Lex sonrió divertido.

—Un bonito espectáculo si yo fuese también un simple testigo de vista.

—Todos están seguros de que será usted el que le tumbe con las tripas en la mano. Se han empezado a cruzar apuestas y ya hay quien ofrece diez a uno a favor de usted.

—Me cotizan demasiado alto y temo arruinar a alguno si siguen subiendo en esa proporción.

—No lo creemos nadie y menos yo, después de haberle visto actuar ahí en esa mesa. Fue algo que no hubiese cambiado por un millar de dólares y cuidado que me hacen falta.

—Bueno, si llega el caso, procuraré dejar satisfechos a los más y no por ellos, claro está, sino por mi propio pellejo.

—Todo eso, si trata de sostener su cartel y le reta de hombre a hombre. Yo sospecho que después de esa prueba, todo lo que llevaba dentro se ha convertido en humo y se le ha escapado por la herida.
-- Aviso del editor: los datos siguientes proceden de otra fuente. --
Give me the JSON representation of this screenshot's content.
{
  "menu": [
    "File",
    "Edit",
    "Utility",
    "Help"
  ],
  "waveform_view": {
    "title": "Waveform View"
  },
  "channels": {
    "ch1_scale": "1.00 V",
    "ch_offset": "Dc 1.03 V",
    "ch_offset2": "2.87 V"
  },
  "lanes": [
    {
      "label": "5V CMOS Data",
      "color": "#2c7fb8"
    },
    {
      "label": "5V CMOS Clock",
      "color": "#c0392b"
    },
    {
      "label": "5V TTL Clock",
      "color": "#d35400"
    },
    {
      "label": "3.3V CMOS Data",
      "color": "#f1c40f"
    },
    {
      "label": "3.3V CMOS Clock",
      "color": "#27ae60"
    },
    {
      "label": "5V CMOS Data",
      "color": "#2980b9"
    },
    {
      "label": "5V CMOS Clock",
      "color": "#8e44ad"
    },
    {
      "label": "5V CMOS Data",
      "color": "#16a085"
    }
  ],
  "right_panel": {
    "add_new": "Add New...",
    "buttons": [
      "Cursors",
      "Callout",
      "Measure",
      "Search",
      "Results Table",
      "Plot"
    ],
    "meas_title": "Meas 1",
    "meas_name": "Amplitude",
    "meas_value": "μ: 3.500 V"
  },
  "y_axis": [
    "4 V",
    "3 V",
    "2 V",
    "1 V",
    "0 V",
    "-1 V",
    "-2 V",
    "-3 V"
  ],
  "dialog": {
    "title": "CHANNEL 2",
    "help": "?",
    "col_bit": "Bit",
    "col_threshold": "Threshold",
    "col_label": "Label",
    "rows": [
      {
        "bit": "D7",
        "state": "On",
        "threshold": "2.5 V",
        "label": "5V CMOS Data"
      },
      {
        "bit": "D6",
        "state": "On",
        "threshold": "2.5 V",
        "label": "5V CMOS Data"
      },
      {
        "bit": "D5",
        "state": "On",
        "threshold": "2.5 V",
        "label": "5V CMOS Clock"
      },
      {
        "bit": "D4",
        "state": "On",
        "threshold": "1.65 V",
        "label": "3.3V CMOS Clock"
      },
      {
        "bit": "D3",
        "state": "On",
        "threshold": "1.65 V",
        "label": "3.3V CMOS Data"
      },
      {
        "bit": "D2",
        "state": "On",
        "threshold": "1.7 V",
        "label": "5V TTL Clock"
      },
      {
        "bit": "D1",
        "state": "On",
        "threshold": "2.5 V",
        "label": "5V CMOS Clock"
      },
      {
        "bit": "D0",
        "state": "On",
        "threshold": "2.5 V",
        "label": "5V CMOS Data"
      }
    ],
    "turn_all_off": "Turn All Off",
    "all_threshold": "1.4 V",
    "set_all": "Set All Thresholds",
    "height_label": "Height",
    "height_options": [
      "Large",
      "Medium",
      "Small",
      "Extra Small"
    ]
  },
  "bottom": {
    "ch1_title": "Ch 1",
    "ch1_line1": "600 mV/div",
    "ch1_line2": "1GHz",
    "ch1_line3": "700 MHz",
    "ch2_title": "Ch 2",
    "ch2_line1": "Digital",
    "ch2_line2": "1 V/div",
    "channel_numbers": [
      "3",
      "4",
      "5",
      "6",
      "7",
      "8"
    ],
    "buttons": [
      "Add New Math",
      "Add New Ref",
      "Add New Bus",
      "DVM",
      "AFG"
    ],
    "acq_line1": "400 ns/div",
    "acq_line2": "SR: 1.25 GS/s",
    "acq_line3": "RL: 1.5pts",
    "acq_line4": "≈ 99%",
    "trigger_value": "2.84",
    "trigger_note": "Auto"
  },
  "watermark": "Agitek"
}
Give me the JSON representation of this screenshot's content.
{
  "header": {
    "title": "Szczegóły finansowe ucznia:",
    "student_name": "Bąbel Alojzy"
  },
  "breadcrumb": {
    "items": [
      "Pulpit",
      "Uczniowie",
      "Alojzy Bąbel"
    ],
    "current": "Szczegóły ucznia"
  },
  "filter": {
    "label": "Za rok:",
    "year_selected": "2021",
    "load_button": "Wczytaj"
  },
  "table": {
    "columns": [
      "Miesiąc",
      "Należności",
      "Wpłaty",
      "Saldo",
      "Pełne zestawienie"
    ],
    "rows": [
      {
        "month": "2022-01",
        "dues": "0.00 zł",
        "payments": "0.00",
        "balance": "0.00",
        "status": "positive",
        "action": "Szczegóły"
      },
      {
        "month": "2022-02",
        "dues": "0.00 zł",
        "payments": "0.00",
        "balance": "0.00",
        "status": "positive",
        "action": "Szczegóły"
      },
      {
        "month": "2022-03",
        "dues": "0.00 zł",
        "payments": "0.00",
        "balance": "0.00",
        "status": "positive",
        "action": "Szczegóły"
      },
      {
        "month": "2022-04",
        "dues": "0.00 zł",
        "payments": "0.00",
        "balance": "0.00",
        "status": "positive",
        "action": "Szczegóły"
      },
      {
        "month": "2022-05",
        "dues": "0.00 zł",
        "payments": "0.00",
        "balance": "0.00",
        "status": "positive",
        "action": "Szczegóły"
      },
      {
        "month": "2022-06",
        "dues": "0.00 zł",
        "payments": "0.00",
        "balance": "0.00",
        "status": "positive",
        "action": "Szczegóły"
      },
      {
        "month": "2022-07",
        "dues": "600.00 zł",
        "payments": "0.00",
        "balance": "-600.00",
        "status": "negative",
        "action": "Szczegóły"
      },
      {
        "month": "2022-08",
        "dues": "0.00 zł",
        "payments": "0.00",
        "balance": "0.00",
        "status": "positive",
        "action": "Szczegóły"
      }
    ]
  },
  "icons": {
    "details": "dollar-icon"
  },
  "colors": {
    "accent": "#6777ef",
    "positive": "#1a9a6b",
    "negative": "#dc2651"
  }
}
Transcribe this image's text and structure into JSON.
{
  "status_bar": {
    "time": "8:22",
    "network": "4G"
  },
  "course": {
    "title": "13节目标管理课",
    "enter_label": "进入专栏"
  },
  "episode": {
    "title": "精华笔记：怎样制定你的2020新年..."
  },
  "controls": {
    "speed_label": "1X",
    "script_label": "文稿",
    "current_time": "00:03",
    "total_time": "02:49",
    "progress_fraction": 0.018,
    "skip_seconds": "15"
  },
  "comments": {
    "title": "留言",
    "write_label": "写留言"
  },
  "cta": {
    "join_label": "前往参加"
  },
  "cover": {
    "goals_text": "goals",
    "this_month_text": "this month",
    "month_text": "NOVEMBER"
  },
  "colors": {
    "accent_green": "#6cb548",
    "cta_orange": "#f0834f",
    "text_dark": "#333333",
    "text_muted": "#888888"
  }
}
—¿Cree usted entonces que se irá?

—No. Creo que tratará de resolver el asunto por otros procedimientos. Si lo lograse, sabe que aquí no hay nadie que le pidiese cuentas de su baja acción y le importaría poco la opinión de los demás.

—No es una agradable perspectiva.

—No, pero usted no es tonto y no se dejará cazar en la sombra como un conejo.

—Tengo mucho cariño a mi piel, porque no tengo otra de repuesto. Lo tendré en cuenta y viviré alerta.

Se despidió de Bem y salió a la calzada. Antes miró con atención en derredor por si acaso y cuando le pareció que no existía peligro, se dirigió a la posada. No le gustaban las sombras de la noche y tendría que evitarlas.